Angeführte Entscheidungen:
-
Anführungen in anderen Entscheidungen:
-

Sachverhalt und Anträge

I. Die Beschwerdeführerin I (Einsprechende) und die Beschwerdeführerin II (Patentinhaberin) haben gegen die Zwischenentscheidung der Einspruchsabteilung, mit der das europäische Patent Nr. 1 022 137 in geändertem Umfang aufrechterhalten worden ist, Beschwerde eingelegt.

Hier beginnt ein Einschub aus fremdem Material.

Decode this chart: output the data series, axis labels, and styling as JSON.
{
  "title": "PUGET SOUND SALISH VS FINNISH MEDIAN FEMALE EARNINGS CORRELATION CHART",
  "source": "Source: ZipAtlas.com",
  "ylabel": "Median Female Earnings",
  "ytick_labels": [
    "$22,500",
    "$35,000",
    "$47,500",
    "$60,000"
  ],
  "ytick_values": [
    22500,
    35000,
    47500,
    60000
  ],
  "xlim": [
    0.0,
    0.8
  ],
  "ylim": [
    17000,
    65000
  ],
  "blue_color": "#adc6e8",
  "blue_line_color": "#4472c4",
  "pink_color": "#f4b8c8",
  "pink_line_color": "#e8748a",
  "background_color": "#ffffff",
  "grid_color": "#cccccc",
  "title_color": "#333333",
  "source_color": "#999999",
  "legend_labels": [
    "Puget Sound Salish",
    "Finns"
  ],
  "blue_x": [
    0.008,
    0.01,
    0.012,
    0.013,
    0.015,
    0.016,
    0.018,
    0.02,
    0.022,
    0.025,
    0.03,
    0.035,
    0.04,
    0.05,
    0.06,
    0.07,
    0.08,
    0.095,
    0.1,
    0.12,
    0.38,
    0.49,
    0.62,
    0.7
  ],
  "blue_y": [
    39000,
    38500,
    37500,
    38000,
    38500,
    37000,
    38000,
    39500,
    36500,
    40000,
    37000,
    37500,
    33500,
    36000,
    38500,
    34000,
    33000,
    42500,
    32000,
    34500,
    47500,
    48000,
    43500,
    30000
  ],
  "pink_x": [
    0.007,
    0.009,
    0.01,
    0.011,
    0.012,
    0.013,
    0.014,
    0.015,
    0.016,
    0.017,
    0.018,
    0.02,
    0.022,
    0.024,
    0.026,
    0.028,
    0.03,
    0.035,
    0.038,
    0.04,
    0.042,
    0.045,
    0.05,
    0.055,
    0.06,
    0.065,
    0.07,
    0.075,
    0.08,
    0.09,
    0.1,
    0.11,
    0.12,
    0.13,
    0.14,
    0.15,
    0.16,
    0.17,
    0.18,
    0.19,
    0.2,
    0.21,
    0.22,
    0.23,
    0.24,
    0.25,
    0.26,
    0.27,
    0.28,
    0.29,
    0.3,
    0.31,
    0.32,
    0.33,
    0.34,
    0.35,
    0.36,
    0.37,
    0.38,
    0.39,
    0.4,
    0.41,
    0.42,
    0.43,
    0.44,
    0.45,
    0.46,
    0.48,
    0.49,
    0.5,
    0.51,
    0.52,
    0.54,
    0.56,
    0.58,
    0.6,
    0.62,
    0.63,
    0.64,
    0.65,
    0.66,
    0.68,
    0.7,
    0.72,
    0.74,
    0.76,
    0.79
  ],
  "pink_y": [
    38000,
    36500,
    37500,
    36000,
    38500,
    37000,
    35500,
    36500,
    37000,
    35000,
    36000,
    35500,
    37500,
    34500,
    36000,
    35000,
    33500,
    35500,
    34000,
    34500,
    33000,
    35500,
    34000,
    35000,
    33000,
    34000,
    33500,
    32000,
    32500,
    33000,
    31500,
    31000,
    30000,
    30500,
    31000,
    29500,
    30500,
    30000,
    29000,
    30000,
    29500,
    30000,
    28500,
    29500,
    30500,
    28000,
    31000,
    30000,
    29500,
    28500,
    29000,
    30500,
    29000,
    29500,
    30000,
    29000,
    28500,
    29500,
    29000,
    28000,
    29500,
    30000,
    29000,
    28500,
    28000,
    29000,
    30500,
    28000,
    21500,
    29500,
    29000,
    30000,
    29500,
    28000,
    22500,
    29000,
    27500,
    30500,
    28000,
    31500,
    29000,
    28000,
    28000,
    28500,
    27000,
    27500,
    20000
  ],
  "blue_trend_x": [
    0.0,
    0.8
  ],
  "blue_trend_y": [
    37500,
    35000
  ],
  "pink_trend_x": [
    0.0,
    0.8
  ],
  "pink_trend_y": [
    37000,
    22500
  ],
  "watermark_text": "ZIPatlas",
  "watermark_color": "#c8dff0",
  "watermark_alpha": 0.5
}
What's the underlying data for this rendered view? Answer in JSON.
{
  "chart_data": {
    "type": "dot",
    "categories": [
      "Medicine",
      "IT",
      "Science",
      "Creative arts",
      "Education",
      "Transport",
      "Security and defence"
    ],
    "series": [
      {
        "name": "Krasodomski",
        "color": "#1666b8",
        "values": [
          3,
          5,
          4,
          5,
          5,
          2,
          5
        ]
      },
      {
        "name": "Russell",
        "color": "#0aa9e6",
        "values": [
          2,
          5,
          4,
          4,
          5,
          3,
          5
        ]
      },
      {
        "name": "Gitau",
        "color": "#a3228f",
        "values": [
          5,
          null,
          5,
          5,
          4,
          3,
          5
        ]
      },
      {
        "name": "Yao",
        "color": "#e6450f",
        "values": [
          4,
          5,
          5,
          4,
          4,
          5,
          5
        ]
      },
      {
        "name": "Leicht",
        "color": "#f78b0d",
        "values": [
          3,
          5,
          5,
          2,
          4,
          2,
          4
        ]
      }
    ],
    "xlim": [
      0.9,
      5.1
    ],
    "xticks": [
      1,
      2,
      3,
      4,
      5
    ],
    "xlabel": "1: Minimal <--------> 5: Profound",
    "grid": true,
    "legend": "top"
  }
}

Im Einspruchsverfahren war das gesamte Patent unter Artikel 100 a) EPÜ (mangelnde erfinderische Tätigkeit, Artikel 56 EPÜ) angegriffen worden.

II. Am 4. Februar 2010 fand eine mündliche Verhandlung vor der Beschwerdekammer statt.

III. Die Beschwerdeführerin I beantragte die Aufhebung der angefochtenen Entscheidung und den Widerruf des europäischen Patents Nr. 1 022 137.

IV. Die Beschwerdeführerin II beantragte die Aufhebung der angefochtenen Entscheidung und die Aufrechterhaltung des Patents auf Basis der während der mündlichen Verhandlung vom 4. Februar 2010 eingereichten Ansprüche 1 bis 9.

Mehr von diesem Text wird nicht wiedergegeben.